Garland County has recently experienced an additional shortage in opioid addiction help with the closing of Quapaw House Inc., which increased the need for treatment in this area, Shelby said.
"This outpatient treatment ... has been around for about 15 years," he said. "When I first started using it and treating people with it, there were only a very few providers who did this in Arkansas. And over the past 10 years or so it's expanded some, but there's still sort of gaps because in order to prescribe this medicine you have to get a special certification for the DEA (Drug Enforcement Administration)."
Shelby said Suboxone helps recovering opioid addicts with withdrawals and cravings.
"People who are dependent on opioids, if they try to go cold turkey, they have real bad withdrawal symptoms and then most people end up going back on them," he said. "What we're able to do with the treatment, is we get the people onto this prescribed medication, and it really does a good job of preventing the withdrawals and also preventing the cravings. ... Over a period of years, we try to reduce the dose so that they don't require the medicine, and don't go back on taking the opioids, but some people have to be committed for long-term treatment in order to get off the pain tablets."
He said there has been "and continues to be a lot of people who abuse these pain medicines, and there are people who use heroin, as well as other drugs, and this is a really successful treatment for people who are really motivated to work on their addiction. It's not a magic pill or anything, people who have substance abuse problems, this is something to help them, but we also really encourage people to get counseling or participate in 12-step programs. That's also an important part of the treatment program."
Wrinkles said roughly 25% of patients who are prescribed prescription opioids become addicted to them.

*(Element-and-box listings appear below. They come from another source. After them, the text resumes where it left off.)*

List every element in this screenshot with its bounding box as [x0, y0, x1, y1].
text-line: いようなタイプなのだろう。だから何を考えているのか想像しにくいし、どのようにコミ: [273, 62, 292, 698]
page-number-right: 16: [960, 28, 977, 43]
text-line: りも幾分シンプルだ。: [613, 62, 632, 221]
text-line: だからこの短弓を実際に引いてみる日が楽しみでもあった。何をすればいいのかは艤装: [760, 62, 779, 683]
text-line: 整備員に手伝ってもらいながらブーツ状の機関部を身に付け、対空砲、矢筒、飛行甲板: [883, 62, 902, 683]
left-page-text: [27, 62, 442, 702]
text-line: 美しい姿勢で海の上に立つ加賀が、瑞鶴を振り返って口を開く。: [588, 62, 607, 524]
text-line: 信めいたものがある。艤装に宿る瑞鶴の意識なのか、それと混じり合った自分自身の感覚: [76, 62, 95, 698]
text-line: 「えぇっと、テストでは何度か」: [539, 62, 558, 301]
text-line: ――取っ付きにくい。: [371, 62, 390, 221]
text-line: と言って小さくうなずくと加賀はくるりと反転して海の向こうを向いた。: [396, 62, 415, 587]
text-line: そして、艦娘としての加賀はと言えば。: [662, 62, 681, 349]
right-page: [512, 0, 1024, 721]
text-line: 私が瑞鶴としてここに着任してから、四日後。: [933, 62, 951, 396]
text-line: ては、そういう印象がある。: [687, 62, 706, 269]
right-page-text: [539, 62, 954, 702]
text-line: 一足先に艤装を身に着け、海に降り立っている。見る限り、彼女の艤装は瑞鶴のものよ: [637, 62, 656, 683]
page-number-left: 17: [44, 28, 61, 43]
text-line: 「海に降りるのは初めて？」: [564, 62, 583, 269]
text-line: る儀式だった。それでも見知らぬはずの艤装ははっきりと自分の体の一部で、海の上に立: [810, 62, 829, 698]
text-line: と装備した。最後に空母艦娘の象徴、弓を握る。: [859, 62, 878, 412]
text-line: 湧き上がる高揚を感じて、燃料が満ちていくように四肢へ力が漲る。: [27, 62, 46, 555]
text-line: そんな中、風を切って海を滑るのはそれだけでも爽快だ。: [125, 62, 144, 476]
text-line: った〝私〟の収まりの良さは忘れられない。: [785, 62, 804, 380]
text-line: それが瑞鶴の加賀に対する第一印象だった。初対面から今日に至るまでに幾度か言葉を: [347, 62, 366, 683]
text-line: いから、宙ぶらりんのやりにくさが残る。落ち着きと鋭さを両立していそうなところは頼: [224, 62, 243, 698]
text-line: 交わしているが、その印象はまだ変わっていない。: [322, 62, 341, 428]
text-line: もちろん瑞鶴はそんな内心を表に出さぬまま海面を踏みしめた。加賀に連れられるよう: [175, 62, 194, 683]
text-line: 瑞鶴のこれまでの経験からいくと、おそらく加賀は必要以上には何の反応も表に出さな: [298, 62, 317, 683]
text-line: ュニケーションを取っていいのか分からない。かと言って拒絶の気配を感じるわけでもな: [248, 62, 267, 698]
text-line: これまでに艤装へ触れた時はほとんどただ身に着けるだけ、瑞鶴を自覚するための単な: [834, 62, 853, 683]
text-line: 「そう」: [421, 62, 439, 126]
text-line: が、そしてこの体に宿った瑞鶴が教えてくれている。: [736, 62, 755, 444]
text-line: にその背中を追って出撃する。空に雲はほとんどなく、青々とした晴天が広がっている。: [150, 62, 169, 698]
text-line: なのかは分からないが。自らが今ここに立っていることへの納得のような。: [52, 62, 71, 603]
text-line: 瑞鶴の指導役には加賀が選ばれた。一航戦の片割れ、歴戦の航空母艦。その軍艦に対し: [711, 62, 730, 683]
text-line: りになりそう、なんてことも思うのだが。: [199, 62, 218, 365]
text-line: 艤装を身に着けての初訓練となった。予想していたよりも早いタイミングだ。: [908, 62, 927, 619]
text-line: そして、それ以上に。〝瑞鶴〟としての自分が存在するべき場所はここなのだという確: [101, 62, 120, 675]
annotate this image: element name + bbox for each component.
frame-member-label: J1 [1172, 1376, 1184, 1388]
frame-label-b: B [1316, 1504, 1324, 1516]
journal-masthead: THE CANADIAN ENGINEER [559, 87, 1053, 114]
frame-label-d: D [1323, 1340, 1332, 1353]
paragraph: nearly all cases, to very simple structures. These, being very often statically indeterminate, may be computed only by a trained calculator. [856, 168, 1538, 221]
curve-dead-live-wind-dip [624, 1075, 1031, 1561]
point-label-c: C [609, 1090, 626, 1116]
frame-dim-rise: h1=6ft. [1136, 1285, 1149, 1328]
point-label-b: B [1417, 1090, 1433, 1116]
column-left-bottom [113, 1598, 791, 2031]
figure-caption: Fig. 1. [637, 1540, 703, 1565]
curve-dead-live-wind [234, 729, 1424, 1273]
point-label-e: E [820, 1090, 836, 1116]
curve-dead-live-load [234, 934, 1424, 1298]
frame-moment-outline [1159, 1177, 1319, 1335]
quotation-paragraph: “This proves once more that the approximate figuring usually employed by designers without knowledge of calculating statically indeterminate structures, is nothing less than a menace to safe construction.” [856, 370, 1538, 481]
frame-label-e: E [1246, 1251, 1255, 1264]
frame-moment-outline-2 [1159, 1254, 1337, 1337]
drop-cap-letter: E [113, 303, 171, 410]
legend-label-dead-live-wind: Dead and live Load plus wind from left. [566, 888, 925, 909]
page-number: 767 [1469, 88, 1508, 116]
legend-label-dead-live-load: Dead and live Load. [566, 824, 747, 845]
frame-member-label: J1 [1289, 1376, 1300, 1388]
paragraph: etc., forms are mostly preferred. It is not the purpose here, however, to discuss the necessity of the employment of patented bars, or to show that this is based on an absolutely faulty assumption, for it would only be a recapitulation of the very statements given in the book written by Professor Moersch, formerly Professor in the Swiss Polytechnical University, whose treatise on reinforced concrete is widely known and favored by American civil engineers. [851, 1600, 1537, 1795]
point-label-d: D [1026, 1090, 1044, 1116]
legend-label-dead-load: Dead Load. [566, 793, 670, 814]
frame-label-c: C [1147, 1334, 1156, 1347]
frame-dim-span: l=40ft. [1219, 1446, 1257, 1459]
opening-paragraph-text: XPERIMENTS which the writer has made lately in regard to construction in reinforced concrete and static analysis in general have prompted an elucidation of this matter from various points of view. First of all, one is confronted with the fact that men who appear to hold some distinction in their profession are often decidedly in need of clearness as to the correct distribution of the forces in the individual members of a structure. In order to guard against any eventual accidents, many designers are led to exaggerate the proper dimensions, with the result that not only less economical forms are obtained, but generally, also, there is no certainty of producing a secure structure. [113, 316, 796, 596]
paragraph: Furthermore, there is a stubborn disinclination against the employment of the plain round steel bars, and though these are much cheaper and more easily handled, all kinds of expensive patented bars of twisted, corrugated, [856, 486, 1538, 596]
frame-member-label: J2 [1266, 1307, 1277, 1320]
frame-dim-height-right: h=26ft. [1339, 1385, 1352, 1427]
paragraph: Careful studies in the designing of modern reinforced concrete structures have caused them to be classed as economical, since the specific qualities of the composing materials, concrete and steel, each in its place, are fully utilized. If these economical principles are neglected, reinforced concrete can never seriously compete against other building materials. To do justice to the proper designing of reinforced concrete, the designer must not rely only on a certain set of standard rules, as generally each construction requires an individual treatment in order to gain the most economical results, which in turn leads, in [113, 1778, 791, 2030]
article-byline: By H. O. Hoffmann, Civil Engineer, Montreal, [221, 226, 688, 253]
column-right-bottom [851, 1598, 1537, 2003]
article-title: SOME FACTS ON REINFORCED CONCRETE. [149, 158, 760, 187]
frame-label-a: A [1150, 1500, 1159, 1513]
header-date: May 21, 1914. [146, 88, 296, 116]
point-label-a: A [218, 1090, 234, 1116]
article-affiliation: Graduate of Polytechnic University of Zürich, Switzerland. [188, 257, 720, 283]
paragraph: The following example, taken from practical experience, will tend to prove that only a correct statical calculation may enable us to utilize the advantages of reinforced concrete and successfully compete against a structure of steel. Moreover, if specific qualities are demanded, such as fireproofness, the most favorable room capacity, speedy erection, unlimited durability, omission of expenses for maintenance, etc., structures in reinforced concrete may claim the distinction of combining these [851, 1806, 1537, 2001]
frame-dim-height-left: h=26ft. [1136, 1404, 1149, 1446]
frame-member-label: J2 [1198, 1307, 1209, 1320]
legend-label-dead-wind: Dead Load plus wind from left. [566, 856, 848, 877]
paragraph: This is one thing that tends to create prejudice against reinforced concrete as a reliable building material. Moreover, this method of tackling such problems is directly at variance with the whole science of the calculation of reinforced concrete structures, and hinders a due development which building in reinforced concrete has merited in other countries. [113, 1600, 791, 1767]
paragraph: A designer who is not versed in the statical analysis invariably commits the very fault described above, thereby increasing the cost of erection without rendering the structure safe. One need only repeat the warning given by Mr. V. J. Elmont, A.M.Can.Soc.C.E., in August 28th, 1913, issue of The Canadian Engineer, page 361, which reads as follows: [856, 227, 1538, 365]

"You can kind of think about that number, and that's a vast amount of the population who can become dependent on these things," Wrinkles said. "I think (the opioid crisis) is definitely something that needs to be taken care of. Some of these people, they aren't abusing it because they want to ... some of these people are just trying to lead a normal life, and that's what the Suboxone allows them to do without having to go through all of the withdrawal symptoms."
Shelby noted most insurance providers cover the Suboxone medication.
"People who are dependent on pain medicine (need to be) open and honest with their physician about it, because there's good treatment for it, and I've seen this program really turn lives around," Shelby said. "I've had women who have had their kids taken away from them, and by getting on this and sticking to the program they've gotten their kids back, they've gotten jobs and were really able to move on with their lives. ... There are good treatments for it, but they have to reach out to get that treatment.
"I'd say a good portion of patients I have either have a family member or a close friend who has died of an overdose. It's a deadly disease, and in terms of disruption of life is one thing, but a lot of people are dying from this, so that makes it more important for people who have this disorder to get treatment."